OYO: Make a line chart

With a buddy, make your own super awesome line chart. Remember you’ll first have to summarize your data to make it manageable.

I’ll prep some data for you to track the popularity of the names “James” and “Mary” over time. You can use this data to make a line chart.

james_mary <- babynames |> 
  filter(
    (name == "James" & sex == "M") |
    (name == "Mary" & sex == "F")
  )

james_mary

Now plot the prop values for these two names over time.

Faceting

Faceting is a way to break up your data into smaller pieces and plot them separately. This is useful when you have a lot of data and you want to see how different parts of it compare to each other.

Let’s walk through an example of this by plotting the popularity of the top 20 names over time.

First we need to find those top 20 names.

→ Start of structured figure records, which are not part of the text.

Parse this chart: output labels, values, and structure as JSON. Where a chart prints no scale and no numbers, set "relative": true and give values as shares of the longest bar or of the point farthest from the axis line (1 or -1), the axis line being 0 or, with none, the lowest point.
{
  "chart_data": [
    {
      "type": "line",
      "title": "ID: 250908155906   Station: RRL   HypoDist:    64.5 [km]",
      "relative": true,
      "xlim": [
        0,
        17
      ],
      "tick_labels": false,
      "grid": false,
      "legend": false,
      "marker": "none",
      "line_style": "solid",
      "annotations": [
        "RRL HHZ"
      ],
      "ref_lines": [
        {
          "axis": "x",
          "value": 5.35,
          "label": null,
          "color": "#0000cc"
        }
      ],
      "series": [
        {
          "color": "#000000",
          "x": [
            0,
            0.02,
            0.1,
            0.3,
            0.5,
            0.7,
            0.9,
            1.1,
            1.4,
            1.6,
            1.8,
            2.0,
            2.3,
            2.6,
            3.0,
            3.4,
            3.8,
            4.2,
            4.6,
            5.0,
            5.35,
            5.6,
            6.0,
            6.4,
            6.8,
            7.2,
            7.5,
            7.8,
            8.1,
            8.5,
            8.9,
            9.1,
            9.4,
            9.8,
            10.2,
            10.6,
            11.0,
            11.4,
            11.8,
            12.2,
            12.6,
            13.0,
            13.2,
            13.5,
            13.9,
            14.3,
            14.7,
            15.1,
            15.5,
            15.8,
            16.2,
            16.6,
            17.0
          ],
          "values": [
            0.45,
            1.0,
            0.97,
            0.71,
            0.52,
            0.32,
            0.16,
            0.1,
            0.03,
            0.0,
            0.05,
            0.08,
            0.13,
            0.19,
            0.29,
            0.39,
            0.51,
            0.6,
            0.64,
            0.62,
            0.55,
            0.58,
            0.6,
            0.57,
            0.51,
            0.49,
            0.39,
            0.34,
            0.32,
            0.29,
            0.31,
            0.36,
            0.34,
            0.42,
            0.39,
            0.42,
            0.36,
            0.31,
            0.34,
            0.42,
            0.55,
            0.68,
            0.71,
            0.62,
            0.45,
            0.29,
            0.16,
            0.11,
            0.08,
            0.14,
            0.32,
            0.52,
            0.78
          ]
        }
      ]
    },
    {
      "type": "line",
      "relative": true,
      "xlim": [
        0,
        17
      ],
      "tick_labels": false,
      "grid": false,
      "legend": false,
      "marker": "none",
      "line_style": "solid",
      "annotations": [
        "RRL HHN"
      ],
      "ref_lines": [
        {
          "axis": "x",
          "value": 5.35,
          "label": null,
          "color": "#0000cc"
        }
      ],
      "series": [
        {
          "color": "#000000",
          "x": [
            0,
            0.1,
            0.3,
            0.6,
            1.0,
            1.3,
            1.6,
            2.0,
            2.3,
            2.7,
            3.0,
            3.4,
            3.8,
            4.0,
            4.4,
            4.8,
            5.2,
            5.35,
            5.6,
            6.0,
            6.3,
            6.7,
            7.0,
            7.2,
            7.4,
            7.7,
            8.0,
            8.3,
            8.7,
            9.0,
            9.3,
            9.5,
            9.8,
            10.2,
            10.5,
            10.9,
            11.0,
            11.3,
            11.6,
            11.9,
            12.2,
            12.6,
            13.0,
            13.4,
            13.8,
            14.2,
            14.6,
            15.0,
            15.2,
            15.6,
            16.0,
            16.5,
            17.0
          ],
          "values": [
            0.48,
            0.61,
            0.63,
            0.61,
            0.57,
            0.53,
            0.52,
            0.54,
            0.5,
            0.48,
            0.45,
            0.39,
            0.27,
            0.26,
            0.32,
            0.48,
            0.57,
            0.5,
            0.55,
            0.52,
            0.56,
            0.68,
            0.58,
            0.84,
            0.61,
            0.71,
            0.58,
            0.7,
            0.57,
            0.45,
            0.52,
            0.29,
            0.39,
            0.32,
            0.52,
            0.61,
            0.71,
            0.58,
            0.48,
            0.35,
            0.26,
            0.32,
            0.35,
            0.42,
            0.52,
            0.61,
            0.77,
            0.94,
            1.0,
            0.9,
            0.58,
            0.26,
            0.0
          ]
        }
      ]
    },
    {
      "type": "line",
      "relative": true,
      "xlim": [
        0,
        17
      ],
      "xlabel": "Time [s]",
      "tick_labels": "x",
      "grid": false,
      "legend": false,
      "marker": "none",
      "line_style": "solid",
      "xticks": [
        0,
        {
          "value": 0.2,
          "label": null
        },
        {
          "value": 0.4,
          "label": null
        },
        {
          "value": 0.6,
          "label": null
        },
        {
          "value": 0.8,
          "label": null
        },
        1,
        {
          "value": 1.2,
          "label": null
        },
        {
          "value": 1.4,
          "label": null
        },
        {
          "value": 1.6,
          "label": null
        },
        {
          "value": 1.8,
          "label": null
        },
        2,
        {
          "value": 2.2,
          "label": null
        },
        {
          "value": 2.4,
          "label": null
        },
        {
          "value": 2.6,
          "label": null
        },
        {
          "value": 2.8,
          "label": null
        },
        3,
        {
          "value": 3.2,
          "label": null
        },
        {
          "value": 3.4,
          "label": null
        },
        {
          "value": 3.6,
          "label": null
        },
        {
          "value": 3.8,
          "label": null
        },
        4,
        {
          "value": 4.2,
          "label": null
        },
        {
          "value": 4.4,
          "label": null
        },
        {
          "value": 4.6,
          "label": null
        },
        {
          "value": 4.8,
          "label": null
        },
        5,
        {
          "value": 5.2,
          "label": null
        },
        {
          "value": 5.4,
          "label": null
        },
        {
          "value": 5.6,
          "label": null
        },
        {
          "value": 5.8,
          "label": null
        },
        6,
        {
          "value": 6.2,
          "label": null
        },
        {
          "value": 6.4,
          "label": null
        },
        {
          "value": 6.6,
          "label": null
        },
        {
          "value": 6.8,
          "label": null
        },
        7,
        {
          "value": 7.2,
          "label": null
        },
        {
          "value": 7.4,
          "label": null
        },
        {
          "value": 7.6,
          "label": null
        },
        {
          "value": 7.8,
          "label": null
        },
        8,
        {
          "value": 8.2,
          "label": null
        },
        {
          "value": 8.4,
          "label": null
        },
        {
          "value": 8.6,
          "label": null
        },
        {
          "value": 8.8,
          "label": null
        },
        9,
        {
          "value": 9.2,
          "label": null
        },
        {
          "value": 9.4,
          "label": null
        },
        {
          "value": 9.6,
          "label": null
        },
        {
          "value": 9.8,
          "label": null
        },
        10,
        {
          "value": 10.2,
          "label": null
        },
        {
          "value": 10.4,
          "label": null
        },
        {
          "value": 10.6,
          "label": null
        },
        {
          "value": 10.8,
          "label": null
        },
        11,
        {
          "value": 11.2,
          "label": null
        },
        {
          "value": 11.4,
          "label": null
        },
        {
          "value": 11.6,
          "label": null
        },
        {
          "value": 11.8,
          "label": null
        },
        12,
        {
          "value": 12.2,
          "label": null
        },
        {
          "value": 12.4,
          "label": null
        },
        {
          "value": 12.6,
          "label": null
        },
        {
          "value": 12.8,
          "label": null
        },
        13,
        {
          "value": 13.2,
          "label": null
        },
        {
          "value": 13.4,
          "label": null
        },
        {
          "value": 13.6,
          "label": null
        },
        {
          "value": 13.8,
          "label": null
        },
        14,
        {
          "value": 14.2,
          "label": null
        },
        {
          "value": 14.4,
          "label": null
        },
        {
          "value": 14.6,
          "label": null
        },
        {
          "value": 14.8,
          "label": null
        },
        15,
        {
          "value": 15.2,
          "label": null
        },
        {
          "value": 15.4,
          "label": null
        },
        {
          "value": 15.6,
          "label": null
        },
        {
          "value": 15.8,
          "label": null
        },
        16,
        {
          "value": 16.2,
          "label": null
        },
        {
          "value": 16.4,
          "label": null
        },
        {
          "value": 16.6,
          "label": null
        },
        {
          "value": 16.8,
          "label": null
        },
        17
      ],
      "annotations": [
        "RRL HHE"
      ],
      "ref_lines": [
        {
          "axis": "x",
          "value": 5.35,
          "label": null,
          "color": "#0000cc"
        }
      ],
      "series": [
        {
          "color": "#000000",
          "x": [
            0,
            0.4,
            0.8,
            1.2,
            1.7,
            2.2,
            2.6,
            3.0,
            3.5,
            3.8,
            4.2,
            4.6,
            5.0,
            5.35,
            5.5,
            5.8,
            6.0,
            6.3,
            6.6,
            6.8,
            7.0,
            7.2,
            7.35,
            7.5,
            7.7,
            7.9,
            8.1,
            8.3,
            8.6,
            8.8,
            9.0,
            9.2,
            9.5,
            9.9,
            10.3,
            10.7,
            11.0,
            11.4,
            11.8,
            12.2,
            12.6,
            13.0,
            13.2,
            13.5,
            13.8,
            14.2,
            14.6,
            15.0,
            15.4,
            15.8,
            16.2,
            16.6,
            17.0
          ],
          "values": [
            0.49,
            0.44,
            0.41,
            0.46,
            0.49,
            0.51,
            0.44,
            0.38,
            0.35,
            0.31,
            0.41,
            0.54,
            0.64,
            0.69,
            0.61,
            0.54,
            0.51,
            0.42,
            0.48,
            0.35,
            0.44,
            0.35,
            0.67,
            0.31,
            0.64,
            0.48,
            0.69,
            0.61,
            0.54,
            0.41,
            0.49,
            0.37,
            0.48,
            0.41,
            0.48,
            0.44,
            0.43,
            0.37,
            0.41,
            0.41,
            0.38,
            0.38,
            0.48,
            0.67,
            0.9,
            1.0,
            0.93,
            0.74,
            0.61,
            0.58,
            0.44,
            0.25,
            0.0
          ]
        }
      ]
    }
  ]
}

It’s similar to what we did for the top 5 female names so I’m going to skip that explanation here.

top20_names <- babynames |>
  group_by(name) |> 
  summarize(total = sum(times_given)) |> 
  arrange(desc(total)) |>
  slice_max(total, n = 20) |> 
  pull(name)

top20_names_data <- babynames |> 
  filter(name %in% top20_names)

top20_names_data

And now the chart. We’re going to add a facet_wrap() function to our chart to break it up by name. We also make some other changes to use percentages, change the grid lines to every 50 years, and some other theme changes.

top20_names_data |> ggplot(aes(x = year, y = prop, color = name)) +
  geom_line() +
  scale_y_continuous(labels = scales::percent) +
  scale_x_continuous(breaks = seq(1900,2023,50)) +
  theme_minimal() +
  theme(legend.position = "none") +
  facet_wrap(vars(name), ncol = 5) # this is the facet magic

More on your own

What do you want to know about the history of names in America? Let’s figure it out.